Recently I met a bus driver who was cheerful and bubbly, and I complimented him for having an attitude. I suggested that perhaps some passengers would not like his cheerfulness — too intrusive for those who have a slave/victim mentality. He advised me that some passengers did indeed object to his manners — and twice the police have already pulled him over and tested him for alcohol content!
Being self-referential in all matters does seem to define the paranoid mindset of those who wish to claim victim status without accepting personal responsibility for their own behaviour. The rights and freedoms of those who oppose the legally sanctioned 'Holocaust' dogma are now thrown out the window. Now it is possible for anyone to libel and hurt Germans and Australians of German descent with the legally-sanctioned 'Holocaust' story. Since 24 September 2002, anyone who disputes the details of that horrific story is now legally gagged, and the likes of Jones may with impunity repeat the terrible libel, without fearing a challenge of any kind.
That's not good for our social fabric in Australia.

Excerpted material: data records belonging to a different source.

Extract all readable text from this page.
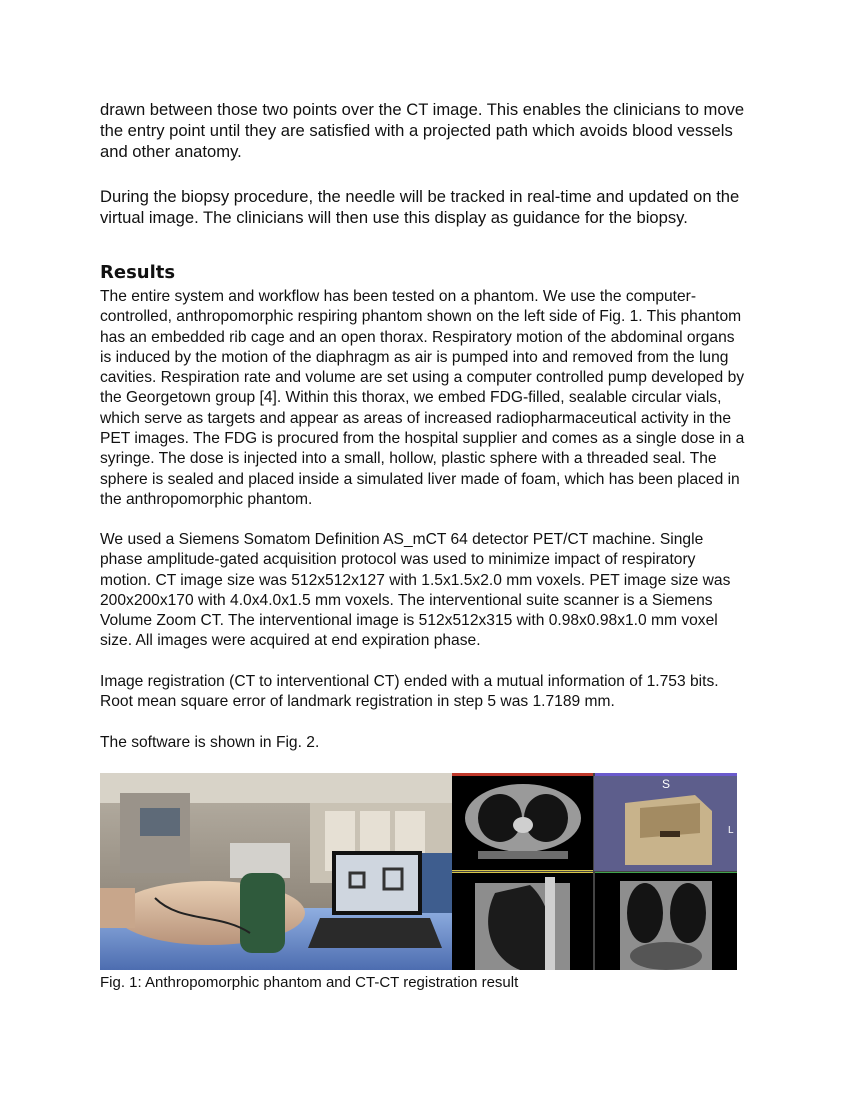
drawn between those two points over the CT image. This enables the clinicians to move the entry point until they are satisfied with a projected path which avoids blood vessels and other anatomy.

During the biopsy procedure, the needle will be tracked in real-time and updated on the virtual image. The clinicians will then use this display as guidance for the biopsy.

Results

The entire system and workflow has been tested on a phantom. We use the computer-controlled, anthropomorphic respiring phantom shown on the left side of Fig. 1. This phantom has an embedded rib cage and an open thorax. Respiratory motion of the abdominal organs is induced by the motion of the diaphragm as air is pumped into and removed from the lung cavities. Respiration rate and volume are set using a computer controlled pump developed by the Georgetown group [4]. Within this thorax, we embed FDG-filled, sealable circular vials, which serve as targets and appear as areas of increased radiopharmaceutical activity in the PET images. The FDG is procured from the hospital supplier and comes as a single dose in a syringe. The dose is injected into a small, hollow, plastic sphere with a threaded seal. The sphere is sealed and placed inside a simulated liver made of foam, which has been placed in the anthropomorphic phantom.

We used a Siemens Somatom Definition AS_mCT 64 detector PET/CT machine. Single phase amplitude-gated acquisition protocol was used to minimize impact of respiratory motion. CT image size was 512x512x127 with 1.5x1.5x2.0 mm voxels. PET image size was 200x200x170 with 4.0x4.0x1.5 mm voxels. The interventional suite scanner is a Siemens Volume Zoom CT. The interventional image is 512x512x315 with 0.98x0.98x1.0 mm voxel size. All images were acquired at end expiration phase.

Image registration (CT to interventional CT) ended with a mutual information of 1.753 bits. Root mean square error of landmark registration in step 5 was 1.7189 mm.

The software is shown in Fig. 2.

S
L

Fig. 1: Anthropomorphic phantom and CT-CT registration result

As to the matter of Jewish humour, Kingsley Amis once wrote:
"Jewish jokes are not funny. They are not even jokes, but potted observations about Jewishness given anecdotal form and a punch line. The response is laughter, though not the sort of laughter that greets the ordinary (usually obscene) male-company story: it is ambiguous, it conceals, or fails to conceal, a ruefulness, a reflectiveness, a sense of resignation. How true that is, we are meant to feel, how wry, how inescapable, how Jewish. Cohen at the travel agency rejects ex-pro-Nazi Italy and Spain, not to speak of Germany and Austria, for his vacation trip; the busy clerk leaves him thoughtfully spinning a globe; when the clerk returns, Cohen says: 'Maybe you got another globe?' That is the basic Jewish joke; hardly a joke at all."